1960s >> 1968 >> no-762-february-1968

Old Harmony

The story of the Kibbutzim the golden egg of that peculiar version of Social Democracy in Israel, Mapam, (though all the major parties run a few settlements all on fairly exclusive lines, politically), seems only too reminiscent of the utopian ideals of early 19th Century Europe. Substitute the name Ber Borochov for Owen or Fourier and we get surprisingly near to the misguided adventurers of those days.

At a time when the rising European bourgeoisie was still battling to break its feudal fetters, and when the proletariat was still in its early formative years, it is understandable that here and there socialist ideals, lacking the materials basis for their implementation, should find expression in the attempted establishment of utopian communities. In the modern world however, where technology and the forces of production have been raised to an unprecedented level, the notion that isolated communities can be established unaffected by the anarchic and alienating conditions of capitalism is completely unrealistic.

The Kibbutz provides, it is true, a living example of the practicability of the socialist demand for a society in which each shall give according to his ability. The problem of the “lazyman” is almost non-existent, but this was true also of the communities established in America some 160 years ago. (Charles Nardoff in his Communistic Societies of United States wrote in 1874 that “the lazy men who are the bugbears of speculative communists are not so far as I have heard to be found in the existing communes”.) The experiment has been performed and in this direction proved successful, now is the time to progress. We must move away from this variation of the ‘opt out’ illusion and consciously pursue the class struggle to a successful conclusion. This means building up international class solidarity without the provision of illusory escapes into the little world of the Kibbutz.

The fact is that the Kibbutzim, like its earlier models in the New World, have merely paved the way for class-divided capitalism. The pioneers regarded these communal farms as the pattern of a future nation, but those remaining have seen instead the growth of a way of life which is the very antithesis of what they stood for. In the United States those communities were invaluable in developing the previously uncultivated areas of the West, and in doing the hard and exhausting work necessary in the opening up of the country for others to exploit. They extended the boundaries of ‘civilisation’ and vastly increased the value of surrounding land. Precisely the same purpose has been served by the Kibbutzim of Israel, though on a more planned and systematised basis. The settlement of the arid and desert zones, and the extension of effective Israeli state control has been their contribution to the increased dominance of capitalism in the Middle East.

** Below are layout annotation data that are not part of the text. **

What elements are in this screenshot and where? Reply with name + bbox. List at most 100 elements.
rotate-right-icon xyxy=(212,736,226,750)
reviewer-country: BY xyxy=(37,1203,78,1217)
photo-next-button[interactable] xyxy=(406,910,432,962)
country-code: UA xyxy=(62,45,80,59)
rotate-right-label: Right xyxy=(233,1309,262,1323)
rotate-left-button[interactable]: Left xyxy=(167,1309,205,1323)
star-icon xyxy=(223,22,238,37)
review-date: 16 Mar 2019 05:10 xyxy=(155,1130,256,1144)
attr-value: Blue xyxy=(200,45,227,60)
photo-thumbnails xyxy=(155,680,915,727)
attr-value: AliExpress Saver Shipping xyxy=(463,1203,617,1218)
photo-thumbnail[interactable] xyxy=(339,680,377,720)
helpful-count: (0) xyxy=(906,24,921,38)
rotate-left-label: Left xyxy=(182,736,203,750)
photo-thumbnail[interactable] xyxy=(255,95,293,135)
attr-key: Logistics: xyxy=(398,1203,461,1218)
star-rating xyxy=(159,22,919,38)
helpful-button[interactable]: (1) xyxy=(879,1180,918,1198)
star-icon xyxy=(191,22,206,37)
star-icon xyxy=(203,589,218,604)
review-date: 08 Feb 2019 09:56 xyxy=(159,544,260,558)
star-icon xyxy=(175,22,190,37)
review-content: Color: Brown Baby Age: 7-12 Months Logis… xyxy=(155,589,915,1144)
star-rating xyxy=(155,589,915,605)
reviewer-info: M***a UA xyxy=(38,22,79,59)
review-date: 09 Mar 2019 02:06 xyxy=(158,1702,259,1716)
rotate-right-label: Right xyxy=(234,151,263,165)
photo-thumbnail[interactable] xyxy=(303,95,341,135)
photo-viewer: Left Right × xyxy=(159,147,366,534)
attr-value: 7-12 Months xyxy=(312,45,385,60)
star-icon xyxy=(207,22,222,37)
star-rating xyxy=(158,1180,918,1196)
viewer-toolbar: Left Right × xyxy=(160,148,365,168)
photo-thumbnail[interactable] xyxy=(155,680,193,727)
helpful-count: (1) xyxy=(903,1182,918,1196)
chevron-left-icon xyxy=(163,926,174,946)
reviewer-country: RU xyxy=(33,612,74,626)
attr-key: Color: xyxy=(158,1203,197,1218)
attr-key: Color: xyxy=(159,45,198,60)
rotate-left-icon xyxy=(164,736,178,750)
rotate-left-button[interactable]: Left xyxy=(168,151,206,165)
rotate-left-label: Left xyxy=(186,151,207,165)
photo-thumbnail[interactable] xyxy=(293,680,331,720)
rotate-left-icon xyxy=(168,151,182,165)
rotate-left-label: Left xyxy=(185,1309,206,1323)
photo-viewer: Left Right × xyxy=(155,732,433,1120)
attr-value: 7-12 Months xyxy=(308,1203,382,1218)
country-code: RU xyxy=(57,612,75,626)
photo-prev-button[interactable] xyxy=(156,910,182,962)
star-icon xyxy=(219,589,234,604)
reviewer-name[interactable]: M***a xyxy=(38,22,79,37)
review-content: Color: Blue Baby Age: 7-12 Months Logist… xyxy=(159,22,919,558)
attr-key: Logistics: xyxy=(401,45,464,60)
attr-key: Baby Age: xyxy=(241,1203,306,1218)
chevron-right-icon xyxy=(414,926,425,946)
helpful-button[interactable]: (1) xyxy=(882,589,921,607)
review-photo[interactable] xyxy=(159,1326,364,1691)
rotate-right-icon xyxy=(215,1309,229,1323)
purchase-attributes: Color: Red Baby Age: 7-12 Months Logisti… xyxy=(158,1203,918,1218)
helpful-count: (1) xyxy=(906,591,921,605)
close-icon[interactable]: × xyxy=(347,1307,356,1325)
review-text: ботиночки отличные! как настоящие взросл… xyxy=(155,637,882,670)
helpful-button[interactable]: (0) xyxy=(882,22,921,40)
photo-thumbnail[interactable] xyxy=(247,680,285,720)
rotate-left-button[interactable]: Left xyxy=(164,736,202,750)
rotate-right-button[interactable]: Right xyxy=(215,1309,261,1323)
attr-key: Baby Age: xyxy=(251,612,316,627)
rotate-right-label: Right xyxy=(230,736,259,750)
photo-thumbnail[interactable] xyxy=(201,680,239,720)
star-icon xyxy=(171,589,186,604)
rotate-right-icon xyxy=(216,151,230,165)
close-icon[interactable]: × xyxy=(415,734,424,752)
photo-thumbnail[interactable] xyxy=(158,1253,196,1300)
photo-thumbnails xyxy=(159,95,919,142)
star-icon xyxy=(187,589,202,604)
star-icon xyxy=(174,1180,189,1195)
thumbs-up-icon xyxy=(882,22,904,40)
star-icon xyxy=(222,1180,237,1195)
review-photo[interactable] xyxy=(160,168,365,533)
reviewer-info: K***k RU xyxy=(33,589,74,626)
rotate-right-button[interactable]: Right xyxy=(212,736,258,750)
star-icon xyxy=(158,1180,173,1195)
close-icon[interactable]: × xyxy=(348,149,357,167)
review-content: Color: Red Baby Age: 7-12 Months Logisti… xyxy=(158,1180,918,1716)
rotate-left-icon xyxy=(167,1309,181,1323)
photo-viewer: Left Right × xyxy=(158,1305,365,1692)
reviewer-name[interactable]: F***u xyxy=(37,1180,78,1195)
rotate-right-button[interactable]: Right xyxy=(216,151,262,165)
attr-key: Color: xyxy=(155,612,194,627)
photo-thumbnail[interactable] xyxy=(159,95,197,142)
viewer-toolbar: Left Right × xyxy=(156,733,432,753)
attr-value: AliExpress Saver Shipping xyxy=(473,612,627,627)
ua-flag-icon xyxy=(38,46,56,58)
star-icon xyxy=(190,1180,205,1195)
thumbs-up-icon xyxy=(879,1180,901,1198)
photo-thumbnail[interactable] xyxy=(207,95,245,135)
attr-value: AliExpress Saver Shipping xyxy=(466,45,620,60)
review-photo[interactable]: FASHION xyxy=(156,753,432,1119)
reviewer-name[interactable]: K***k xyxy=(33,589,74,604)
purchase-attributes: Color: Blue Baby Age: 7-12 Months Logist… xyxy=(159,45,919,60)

In the 19th Century America dozens of these communities went painfully out of existence. Those which remained so changed in character that they were no longer recognisable as ‘experiments in communism’, they became experiments in capitalism. The freedom from any lord or master which, for instance, the Rappites so cherished did not it seems extend to the two hundred Chinese workers whom they exploited in their cutlery factory. Similarly the Perfectionists employed some three hundred persons in manufacture, and even went so far as to hire servants. They became just another employer of labour, industrial and agricultural corporations, despite some unusual characteristics. The kibbutz, by definition a small scale enterprise, cannot hope to be self-sufficient. It could never fulfil the fundamental requirement of a Socialist society that each should take according to his need, but even to maintain the modest standard of living which they now have they are required to sell their produce on the capitalist market in exchange for those necessaries they are unable to produce. To this end they have entered the field of light industry, producing plastics, crockery, furniture and a host of other goods. Here again, as with their American predecessors, they become hirers of labour. They face all the problems of capitalism in regard to price fluctuations, wages, strikes and, as a capitalist organisation, are not backward in their methods of dealing with them.

The old communities of the United States relied heavily for their continuation on attracting more immigrants and, to a lesser degree, on financial contributions from their country or origin (which in many cases was Germany).

Similarly the kibbutz relies for its survival to some extent on the increase of Jewish immigrants encouraged by such organisation as the Mapai-Habonim and the Mapam-Hashomer Hatzair (“the builders” and the “young guardian”), also to contributions from Zionist organisations, and to government and private capital aid. The idealistic kibbutzniks have of course been a very useful adjunct to the Israeli military forces. The Shakers young men joined in Civil war on the side of Unionists, but this was exceptional for such communities. In this respect the kibbutzim have not even reached their predecessors standard. But if and when their use in these respects diminishes the government’s benevolence and support will undoubtedly fail.

Persecution in Europe by state and established church authorities has more than once led to emigration and attempts at forming a new and saner society. Some of the qualities achieved may be applauded but it is an unfortunate fact that their desired aims have not been fulfilled. The limited success and abundant failures of the 19th century experiments and those in the 20th century should be a lesson to workers everywhere. The building up of a strong revolutionary Socialist movement on an international scale is the immediate task to be faced.